Personal information
- Full name: Geoffrey Percy Robert Toynbee
- Born: 18 May 1885 Paddington, London, England
- Died: 15 November 1914 (aged 29) Ploegsteert, Hainaut, Belgium
- Batting: Right-handed
- Relations: Walter Toynbee (uncle)

Domestic team information
- 1912: Marylebone Cricket Club
- 1912: Hampshire

Career statistics
| Competition | First-class |
| Matches | 3 |
| Runs scored | 18 |
| Batting average | 6.00 |
| 100s/50s | –/– |
| Top score | 14 |
| Catches/stumpings | 1/– |
- Source: Cricinfo, 17 January 2010

= Geoffrey Toynbee =

English cricketer

Geoffrey Percy Robert Toynbee (18 May 1885 — 15 November 1914) was an English first-class cricketer and British Army officer.

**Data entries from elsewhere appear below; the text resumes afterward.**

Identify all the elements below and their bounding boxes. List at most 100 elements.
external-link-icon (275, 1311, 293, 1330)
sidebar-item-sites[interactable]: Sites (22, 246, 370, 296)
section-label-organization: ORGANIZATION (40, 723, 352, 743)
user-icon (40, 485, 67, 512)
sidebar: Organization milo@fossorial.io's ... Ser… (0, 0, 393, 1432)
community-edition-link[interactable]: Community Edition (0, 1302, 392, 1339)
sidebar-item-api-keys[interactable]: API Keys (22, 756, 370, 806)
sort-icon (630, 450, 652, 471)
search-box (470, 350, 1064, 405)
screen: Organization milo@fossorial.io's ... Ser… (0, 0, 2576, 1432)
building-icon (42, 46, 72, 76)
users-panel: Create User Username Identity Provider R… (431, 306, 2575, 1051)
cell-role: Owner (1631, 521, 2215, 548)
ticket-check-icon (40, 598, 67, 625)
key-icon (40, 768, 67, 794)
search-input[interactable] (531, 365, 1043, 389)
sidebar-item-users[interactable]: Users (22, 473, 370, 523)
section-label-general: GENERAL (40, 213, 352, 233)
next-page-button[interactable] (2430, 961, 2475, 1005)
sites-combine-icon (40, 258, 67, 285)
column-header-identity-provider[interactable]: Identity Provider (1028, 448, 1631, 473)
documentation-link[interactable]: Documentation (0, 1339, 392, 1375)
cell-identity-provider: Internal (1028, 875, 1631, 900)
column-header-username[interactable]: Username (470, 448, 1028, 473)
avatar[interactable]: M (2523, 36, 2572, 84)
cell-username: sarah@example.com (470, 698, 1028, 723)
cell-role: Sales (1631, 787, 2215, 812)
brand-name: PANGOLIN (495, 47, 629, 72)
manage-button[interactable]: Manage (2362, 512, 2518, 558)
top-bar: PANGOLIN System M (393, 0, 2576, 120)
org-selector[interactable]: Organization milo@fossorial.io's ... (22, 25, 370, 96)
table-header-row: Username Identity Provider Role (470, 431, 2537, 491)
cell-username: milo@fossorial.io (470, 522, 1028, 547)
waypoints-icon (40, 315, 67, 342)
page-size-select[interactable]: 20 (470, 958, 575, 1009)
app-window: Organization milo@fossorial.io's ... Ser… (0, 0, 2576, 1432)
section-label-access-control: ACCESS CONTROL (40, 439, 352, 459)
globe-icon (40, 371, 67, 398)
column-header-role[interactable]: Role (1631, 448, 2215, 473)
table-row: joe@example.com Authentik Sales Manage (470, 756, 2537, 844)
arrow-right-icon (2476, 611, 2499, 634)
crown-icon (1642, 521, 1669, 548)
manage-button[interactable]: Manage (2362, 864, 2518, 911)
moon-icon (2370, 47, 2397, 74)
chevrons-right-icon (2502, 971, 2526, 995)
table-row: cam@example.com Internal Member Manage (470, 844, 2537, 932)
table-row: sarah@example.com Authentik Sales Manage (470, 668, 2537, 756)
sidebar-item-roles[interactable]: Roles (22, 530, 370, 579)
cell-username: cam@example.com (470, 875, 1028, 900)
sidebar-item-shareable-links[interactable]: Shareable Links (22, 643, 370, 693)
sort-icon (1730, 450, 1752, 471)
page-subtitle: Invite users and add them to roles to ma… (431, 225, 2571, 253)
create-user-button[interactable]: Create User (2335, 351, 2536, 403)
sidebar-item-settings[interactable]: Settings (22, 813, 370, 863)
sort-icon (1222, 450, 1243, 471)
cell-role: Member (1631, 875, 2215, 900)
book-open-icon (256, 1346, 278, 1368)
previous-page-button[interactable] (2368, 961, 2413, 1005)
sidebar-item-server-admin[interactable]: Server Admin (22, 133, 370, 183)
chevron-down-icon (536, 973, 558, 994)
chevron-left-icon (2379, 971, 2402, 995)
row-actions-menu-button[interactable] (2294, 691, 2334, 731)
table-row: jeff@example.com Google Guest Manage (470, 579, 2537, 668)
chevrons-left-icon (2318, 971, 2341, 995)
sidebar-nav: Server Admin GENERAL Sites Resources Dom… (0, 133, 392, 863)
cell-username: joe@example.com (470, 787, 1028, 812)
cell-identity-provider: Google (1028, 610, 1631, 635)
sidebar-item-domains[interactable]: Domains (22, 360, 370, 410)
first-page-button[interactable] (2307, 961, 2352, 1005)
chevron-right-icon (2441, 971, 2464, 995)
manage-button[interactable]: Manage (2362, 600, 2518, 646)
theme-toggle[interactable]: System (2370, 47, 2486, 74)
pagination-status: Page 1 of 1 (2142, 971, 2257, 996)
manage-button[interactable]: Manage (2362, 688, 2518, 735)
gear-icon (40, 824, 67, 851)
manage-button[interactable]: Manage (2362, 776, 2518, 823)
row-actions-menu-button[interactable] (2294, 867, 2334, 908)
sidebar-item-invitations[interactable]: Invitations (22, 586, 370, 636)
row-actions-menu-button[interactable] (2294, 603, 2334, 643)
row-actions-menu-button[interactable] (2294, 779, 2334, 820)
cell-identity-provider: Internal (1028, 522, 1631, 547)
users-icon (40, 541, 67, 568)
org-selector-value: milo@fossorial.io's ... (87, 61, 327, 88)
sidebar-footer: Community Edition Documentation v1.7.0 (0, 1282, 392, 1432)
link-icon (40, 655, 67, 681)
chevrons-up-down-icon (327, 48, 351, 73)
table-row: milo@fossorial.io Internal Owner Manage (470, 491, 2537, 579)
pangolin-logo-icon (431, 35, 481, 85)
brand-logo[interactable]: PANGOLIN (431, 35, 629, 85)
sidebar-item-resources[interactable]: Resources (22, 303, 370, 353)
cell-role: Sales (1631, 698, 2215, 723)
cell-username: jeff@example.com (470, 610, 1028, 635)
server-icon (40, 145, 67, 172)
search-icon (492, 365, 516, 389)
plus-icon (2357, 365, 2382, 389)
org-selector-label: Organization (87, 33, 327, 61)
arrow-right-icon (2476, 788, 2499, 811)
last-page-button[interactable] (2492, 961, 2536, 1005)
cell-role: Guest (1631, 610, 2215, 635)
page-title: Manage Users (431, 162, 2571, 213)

==Cricket and military career==
The son of Percy Toynbee and Frances Raitt, he was born at Paddington in May 1885. He was educated at Winchester College, where he played for the college cricket team. From Winchester, he attended the Royal Military College, Sandhurst. There he played for the Sandhurst XI, becoming one of the college's most successful batsman in its history, averaging 70.71 in 1904 and 42.33 in 1905. He graduated from Sandhurst into the Rifle Brigade as a second lieutenant in August 1905, with promotion to lieutenant following in May 1909. In 1911, while playing cricket for the Green Jackets against Aldershot Command, he made scores of 115 and 101 not out. A member of the Marylebone Cricket Club (MCC) since 1904, Toynbee made his debut in first-class cricket for the MCC against Kent in 1912 at Lord's. His performances in army matches bought him to the attention of Hampshire County Cricket Club, with him making two first-class appearances for the club in the 1912 County Championship against Gloucestershire at Southampton and Sussex at Portsmouth. He scored 18 runs in his three first-class matches, with a highest score of 14.

In February 1914, he was promoted to captain, in addition to being placed in command of a company of the 1st Battalion of the Rifle Brigade while serving in British India. When the First World War began in July 1914, Toynbee travelled at his own expense to join the 1st Battalion at Le Havre on 23 August 1914 to provide reinforcements for the Battle of Le Cateau. The 1st Battalion later took part in the Battle's of the Marne, Aisne and Battle of Messines. In November 1914, he took part in actions at Ploegsteert Wood in Belgium, where he was killed on 15 November 1914. His body was never recovered, but he is commemorated on the Ploegsteert Memorial to the Missing.